Breakpoints & Layouts
A defined set of responsive rules and grid behaviors to unify layout decisions across platforms.
Interaction states & Statuses
Accessible, consistent states for interaction (hover, active, focus, read-only, disabled) and clear rules for representing status (info, success, warning, error).
Component design
Research
We began by benchmarking patterns from established design systems like Material, Carbon, Tailwind, and Fluent. This helped us ensure that our components offered the right feature set and flexibility for complex, real-world use cases. We also compared these with our existing components to identify what needed to be rethought, refined, or rebuilt from scratch.
Feasibility check
Once we had a clear direction, we brought in our engineering and accessibility partners early to validate feasibility and flag any potential blockers. This step was key to avoiding surprises later in the process.
Building
When it came to building in Figma, our goal was to leverage every relevant feature to ensure the components were not just visually aligned, but also scalable and efficient for designers to use. Attention to detail was essential here: padding, alignment, sizing, interaction states, everything was taken into consideration.

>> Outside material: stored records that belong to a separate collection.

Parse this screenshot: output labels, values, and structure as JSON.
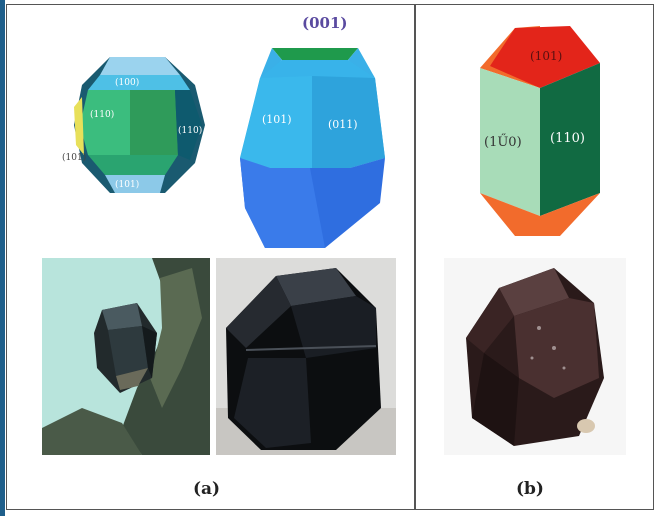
{
  "panel_a": {
    "caption": "(a)",
    "model_left": {
      "face_labels": [
        "(100)",
        "(110)",
        "(110)",
        "(101)",
        "(101)"
      ]
    },
    "model_right": {
      "top_face": "(001)",
      "face_left": "(101)",
      "face_right": "(011)"
    }
  },
  "panel_b": {
    "caption": "(b)",
    "model": {
      "top_face": "(101)",
      "face_left": "(1Ű0)",
      "face_right": "(110)"
    }
  },
  "colors": {
    "frame": "#555555",
    "left_stripe": "#1f5f8b",
    "model_blue": "#2f6ee0",
    "model_cyan": "#35b4ea",
    "model_green": "#2fa86a",
    "model_dark_green": "#0f6a44",
    "model_red": "#e02a1a",
    "model_orange": "#f56a2a",
    "model_pale_green": "#a6d9b5"
  }
}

Each component was built with
  • Auto Layout for structure and responsiveness
  • Variants to consolidate multiple use cases into a single, smart component
  • Variables for dynamic styling
  • Nesting for easier maintenance and to avoid breaking changes in the future
  • Clear naming to make the system intuitive
Documentation & Guidelines
Creating components was only half the challenge. Making sure they could be used correctly and consistently across dozens of designers and hundreds of developers required thorough, accessible documentation. We dedicated an entire Figma file to component documentation, covering everything from intended use cases to constraints.
Each component included
  • A clear description of what it is and when to use it
  • All available variants with explanation of how and when to use each
  • Behavioral guidance like interaction states and accessibility notes
  • Responsive considerations and how the component adapts across breakpoints
  • Do's and don'ts for clarity and visual consistency
Documentation wasn’t treated as an afterthought—it was part of the design process from the start. By thinking through edge cases and usage scenarios early, we helped our teammates avoid ambiguity.
Impact & Reflections
While the full system is still being rolled out, the early results have already made a noticeable difference. For the first time, teams across Instructure have access to a shared visual language.
The design token structure I created was especially well received. It brought structure to previously chaotic areas, and helped designers and developers speak a common language. We’re seeing significantly fewer inconsistencies across design files and code.
The process also introduced a new level of design maturity across the company. Teams now have not just components, but context: documentation, rationale, and the tools to make better design decisions.
As more components and usage patterns go live, I’m excited to see InstUI become not just a system of parts, but a product in its own right.